We just finished a short environmental unit with the 9 to 12-year-olds at Collique. We talked with them about the environmental problems that Peruvians face in their daily lives. Global warming and the shortage of water, contaminated food and water, and the toxic wastes produced by mining companies like American-owned Doe Run in La Oroya (please click here to read Joe´s latest blog on the subject...also watch the video he has included) and watch the video, by the way), the list goes on. Then we did a unit with them on the good ol’ 3Rs: reduce, reuse, recycle. I was really struck by the way the teacher of the class explained reusing, once again on the theme of water. She challenged the kids to find less-traditional ways to reuse water in their households. Use the water you used to wash the rice to bathe. Then take that water and throw it on the floor before you sweep (floors lie somewhere on the spectrum between dirt and concrete, and it’s necessary to wet the floor before sweeping so you don’t generate a ton of dust). It was a truly humbling experience for me to hear these kids, most of whom live in one-room, dirt-floor houses without personal access to water, talking about resource preservation. Honestly, it made even my bi-weekly bucket showers here seem a little extravagant and luxurious. While the wealthy like myself take running-water showers daily and literally play with water as if it were a toy, the poorest people that I have met are bathing themselves in the bucket of water they used to wash the rice. The inconsistency bothers me, as I hope it does you.
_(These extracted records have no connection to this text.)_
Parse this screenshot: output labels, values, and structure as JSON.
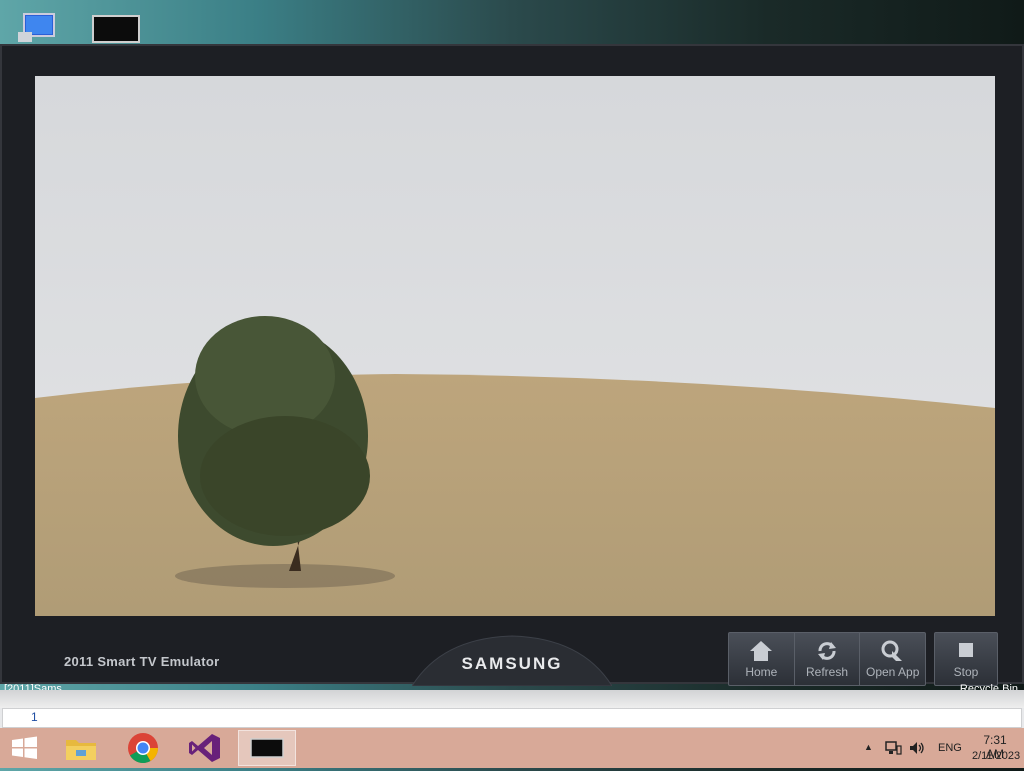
{
  "desktop": {
    "icons": [
      {
        "name": "computer-icon"
      },
      {
        "name": "tv-emulator-icon"
      }
    ],
    "label_left": "[2011]Sams",
    "label_right": "Recycle Bin"
  },
  "emulator": {
    "title": "2011 Smart TV Emulator",
    "brand": "SAMSUNG",
    "buttons": {
      "home": "Home",
      "refresh": "Refresh",
      "open_app": "Open App",
      "stop": "Stop"
    }
  },
  "output": {
    "text": "1"
  },
  "taskbar": {
    "items": [
      "start",
      "file-explorer",
      "chrome",
      "visual-studio",
      "tv-emulator"
    ],
    "tray": {
      "language": "ENG",
      "time": "7:31 AM",
      "date": "2/11/2023"
    }
  }
}
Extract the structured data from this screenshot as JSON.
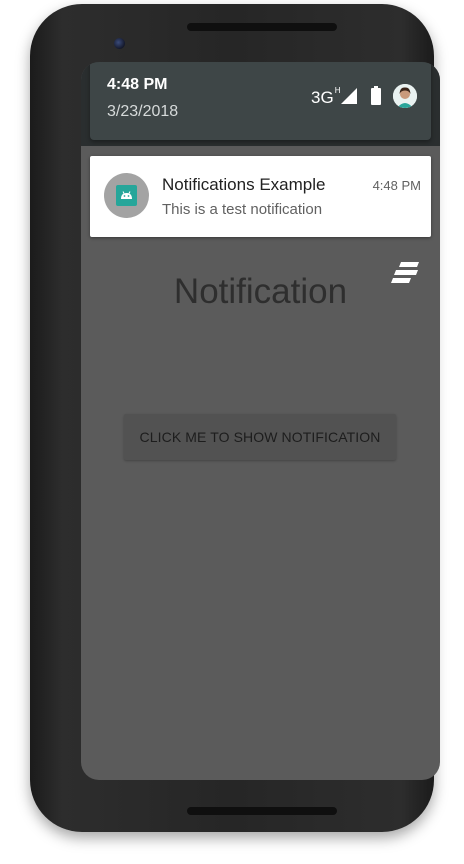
{
  "status_panel": {
    "time": "4:48 PM",
    "date": "3/23/2018",
    "network": "3G",
    "network_sub": "H",
    "icons": [
      "signal-icon",
      "battery-icon",
      "avatar"
    ]
  },
  "notification": {
    "title": "Notifications Example",
    "time": "4:48 PM",
    "text": "This is a test notification",
    "icon": "android-icon"
  },
  "app": {
    "title": "Notification",
    "button_label": "CLICK ME TO SHOW NOTIFICATION",
    "menu_icon": "stacked-bars-icon"
  },
  "colors": {
    "panel": "#3e4647",
    "screen_dim": "#5b5b5b",
    "notification_bg": "#ffffff",
    "android_green": "#26a69a"
  }
}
Those of you who follow the liturgical calendar (or some, like Laura, who take it upon themselves to ENFORCE the liturgical calendar!) know that we are now in the season of Advent, preparing ourselves for the coming of Christmas and re-opening ourselves every year to the coming of the Kingdom of God to earth in the form of one of “the least of these.” I challenge you all, as I challenge myself this Christmas season, to ask yourselves if the coming of Christ has more to do with lights, trees, and nativity scenes, or with a pail of water, carefully and lovingly siphoned out so as to take only what is necessary and share faithfully with others.